Do you remember when you celebrated your birthday as a child? It is my conjecture that everyone everywhere owns a home video or photograph chronicling the following interaction:
 

Party goer: Make a wish!

Birthday child blows out candles.

Party goer: What did you wish for?

Birthday child: I can’t tell you or it won’t come true!

 
If I say it out loud, it won’t come true.

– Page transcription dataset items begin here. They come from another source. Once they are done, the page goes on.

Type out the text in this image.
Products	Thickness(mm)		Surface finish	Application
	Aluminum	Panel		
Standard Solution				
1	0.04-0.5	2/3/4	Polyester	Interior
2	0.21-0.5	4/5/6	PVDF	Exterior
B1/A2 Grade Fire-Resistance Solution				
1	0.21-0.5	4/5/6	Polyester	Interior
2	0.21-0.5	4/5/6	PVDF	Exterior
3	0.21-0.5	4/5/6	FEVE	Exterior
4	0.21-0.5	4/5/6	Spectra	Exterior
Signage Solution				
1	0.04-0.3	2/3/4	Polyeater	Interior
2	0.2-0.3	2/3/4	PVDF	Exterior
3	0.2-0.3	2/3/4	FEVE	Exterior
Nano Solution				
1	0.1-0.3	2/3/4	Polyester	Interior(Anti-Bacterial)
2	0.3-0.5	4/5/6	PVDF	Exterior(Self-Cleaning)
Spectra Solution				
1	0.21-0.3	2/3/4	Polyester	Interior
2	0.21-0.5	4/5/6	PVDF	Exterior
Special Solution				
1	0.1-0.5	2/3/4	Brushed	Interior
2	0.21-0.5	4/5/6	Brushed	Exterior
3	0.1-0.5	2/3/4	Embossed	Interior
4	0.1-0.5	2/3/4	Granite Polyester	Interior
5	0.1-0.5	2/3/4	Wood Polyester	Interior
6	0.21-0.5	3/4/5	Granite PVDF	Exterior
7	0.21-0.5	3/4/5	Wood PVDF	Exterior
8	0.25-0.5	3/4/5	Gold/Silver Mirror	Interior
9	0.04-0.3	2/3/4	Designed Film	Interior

The more birthdays I celebrate, the more I realize how much I seem to believe this. Don’t acknowledge what you hope for, because chances are it won’t happen that way. Maybe we all experience this. You make plans, you count your chickens, and they never hatch. Or maybe the chicken never has any eggs to begin with. Maybe it turns out the chicken wasn’t even a hen. Maybe all this time your chicken was a rooster and you’ve been making plans based on something that is biologically improbable in the first place.

Yesterday I was listening to my sister sing a song she wrote about Jacob, Leah and Rachel from the Book of Genesis. Most of my life I saw that story as a purely female tragedy. But yesterday I got thinking about Jacob. Making all these plans. Around one chicken. He spends fourteen years of his life working for something he wants and can’t seem to get. Thinking he’ll wake up in the morning to one thing and finding another. Working endlessly for what he imagines will be perfect and then discovering it is not.

It seems to be human nature to be prepared with plans A, B and even C. I guess when we find ourselves on Plan H, it’s time to let go of the reins a little.

Lord, let me work with Joy for those seven on seven years. Give me the Grace to be grateful for the Leahs in my life. And the strength to Hope for Rachels. For rent. For a steady job. And to Hope for it out loud. Even if it doesn’t come true for another seven years. Because surely that is Hope; plan H. To trust that things are good. Even when they are not.